When a grunting sound started, the pack leader froze in his steps. His heartbeat increased as he rationally tried to think what animal made a grunt like that? A bear perhaps? No, he knew what it really sounded like…a human being.
Timmy saw the pack leader first. His excited grunts caused the pack leader to turn around and see him. His eyes rolled to the back of his head in muted terror, as the pack leader whimpered, “Don’t hurt me.”
When the pack leader finally screamed in mortal terror, the spell was broken and Timmy turned and ran away. The members of Boy Scout Pack 31 saw their fearless leader run through the camp shouting, “Follow me!”
Meanwhile Timmy retreated back to the hiking trail and walked throughout the night. His greatful parents found him walking by the old cemetery, doggedly putting one foot in front of the other with his head hanging down in exhaustion.

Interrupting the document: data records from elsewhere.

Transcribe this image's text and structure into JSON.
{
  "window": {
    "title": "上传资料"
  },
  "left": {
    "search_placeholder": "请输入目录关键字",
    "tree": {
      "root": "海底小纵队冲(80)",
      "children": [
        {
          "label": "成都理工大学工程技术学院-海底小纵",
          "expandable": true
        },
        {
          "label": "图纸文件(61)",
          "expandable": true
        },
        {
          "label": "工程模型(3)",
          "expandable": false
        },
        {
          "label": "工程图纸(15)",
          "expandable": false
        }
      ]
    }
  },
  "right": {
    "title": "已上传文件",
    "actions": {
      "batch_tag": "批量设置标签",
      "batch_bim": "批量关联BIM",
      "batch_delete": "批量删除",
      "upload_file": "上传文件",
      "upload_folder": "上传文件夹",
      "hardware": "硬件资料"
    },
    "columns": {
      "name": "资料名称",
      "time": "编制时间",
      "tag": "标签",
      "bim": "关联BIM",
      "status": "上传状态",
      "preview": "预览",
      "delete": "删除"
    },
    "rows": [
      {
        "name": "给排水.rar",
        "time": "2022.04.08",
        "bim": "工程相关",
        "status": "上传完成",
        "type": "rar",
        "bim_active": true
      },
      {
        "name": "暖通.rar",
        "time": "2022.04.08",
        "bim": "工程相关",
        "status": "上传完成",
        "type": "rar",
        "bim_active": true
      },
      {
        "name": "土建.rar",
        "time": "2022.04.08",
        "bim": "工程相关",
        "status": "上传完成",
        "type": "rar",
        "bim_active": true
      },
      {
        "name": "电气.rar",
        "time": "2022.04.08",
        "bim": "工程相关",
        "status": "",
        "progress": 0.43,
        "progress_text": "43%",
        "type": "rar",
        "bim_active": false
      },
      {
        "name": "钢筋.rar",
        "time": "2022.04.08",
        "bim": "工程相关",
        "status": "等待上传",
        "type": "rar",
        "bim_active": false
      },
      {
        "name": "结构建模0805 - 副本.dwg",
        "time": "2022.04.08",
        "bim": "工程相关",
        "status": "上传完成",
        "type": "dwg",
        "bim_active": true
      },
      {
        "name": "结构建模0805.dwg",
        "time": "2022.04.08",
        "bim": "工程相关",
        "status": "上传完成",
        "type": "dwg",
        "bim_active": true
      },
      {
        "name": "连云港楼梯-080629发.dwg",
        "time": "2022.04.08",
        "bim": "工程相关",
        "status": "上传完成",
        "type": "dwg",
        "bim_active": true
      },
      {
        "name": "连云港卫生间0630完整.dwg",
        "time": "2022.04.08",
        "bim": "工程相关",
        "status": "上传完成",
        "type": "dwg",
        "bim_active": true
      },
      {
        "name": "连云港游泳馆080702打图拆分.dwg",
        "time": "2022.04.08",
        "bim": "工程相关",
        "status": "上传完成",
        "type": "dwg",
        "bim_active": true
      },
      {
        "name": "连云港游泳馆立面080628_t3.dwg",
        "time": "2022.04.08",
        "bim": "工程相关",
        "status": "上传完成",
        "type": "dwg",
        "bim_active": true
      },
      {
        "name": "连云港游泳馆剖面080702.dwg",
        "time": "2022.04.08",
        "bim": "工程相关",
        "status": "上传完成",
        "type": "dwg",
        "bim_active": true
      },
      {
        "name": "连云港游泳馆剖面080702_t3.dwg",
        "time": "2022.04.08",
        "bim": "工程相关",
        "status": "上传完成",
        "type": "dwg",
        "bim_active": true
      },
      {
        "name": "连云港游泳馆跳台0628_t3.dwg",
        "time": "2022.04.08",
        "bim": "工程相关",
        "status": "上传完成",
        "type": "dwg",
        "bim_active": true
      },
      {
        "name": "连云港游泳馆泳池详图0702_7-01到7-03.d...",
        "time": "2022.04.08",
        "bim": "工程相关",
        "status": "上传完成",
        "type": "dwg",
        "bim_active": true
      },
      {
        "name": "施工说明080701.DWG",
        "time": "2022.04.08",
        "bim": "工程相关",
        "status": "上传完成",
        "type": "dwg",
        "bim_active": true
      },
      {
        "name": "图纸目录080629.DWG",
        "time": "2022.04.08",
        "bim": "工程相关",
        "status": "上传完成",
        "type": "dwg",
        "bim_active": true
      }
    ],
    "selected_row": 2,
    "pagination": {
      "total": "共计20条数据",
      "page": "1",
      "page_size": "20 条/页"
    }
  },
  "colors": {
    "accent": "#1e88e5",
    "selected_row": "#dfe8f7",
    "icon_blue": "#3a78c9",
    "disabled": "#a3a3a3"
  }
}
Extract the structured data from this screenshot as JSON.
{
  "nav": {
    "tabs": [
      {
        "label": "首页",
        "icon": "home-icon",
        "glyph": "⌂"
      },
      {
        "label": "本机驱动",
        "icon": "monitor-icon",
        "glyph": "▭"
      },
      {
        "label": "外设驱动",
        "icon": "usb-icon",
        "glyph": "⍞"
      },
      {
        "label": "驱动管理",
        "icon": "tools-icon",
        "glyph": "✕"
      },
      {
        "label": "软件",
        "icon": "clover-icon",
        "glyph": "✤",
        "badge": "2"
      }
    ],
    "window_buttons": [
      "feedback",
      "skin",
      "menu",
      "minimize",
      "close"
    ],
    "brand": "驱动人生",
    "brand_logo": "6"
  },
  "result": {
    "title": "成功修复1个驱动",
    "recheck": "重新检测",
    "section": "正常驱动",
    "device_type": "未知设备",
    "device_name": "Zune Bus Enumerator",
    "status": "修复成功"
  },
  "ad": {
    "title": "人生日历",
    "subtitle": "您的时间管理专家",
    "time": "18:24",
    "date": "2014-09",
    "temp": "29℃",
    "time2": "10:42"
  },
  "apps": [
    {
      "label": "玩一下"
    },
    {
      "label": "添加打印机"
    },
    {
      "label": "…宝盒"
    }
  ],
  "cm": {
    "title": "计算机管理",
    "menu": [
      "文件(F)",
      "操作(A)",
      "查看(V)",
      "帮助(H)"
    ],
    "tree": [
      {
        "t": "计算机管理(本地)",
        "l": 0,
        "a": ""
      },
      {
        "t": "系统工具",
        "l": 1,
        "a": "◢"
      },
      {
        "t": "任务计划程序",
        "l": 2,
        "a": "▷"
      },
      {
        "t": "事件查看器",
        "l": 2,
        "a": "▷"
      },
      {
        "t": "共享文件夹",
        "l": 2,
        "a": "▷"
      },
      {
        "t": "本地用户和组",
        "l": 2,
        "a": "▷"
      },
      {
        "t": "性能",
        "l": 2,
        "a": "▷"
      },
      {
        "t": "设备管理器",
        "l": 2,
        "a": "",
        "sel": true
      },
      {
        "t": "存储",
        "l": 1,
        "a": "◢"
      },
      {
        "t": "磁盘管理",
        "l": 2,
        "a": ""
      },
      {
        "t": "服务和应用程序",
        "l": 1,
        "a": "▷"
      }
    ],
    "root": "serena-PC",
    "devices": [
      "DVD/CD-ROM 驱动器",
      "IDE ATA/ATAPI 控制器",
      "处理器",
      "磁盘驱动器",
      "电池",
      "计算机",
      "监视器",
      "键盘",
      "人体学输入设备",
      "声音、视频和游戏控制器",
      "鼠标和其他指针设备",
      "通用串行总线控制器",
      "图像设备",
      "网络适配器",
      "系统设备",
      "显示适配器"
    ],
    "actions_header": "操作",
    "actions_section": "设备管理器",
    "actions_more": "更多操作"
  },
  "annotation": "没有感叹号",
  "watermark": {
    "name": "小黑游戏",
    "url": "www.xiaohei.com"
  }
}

They contacted the authorities and told them Timmy got lost, but he was home now.
From that night forward, Boy Scout Pack 31, and it’s intrepid leader, became famous throughout the country for claiming they saw a creature once thought to just be a rural legend.
Julia and Fred made Timmy wear bright-colored clothing after they read the excited scouts story in the newspaper. It became a family secret.
As It Stands, this tale is a reflection of what’s happening today in America, where cases of autism, especially males, increase yearly.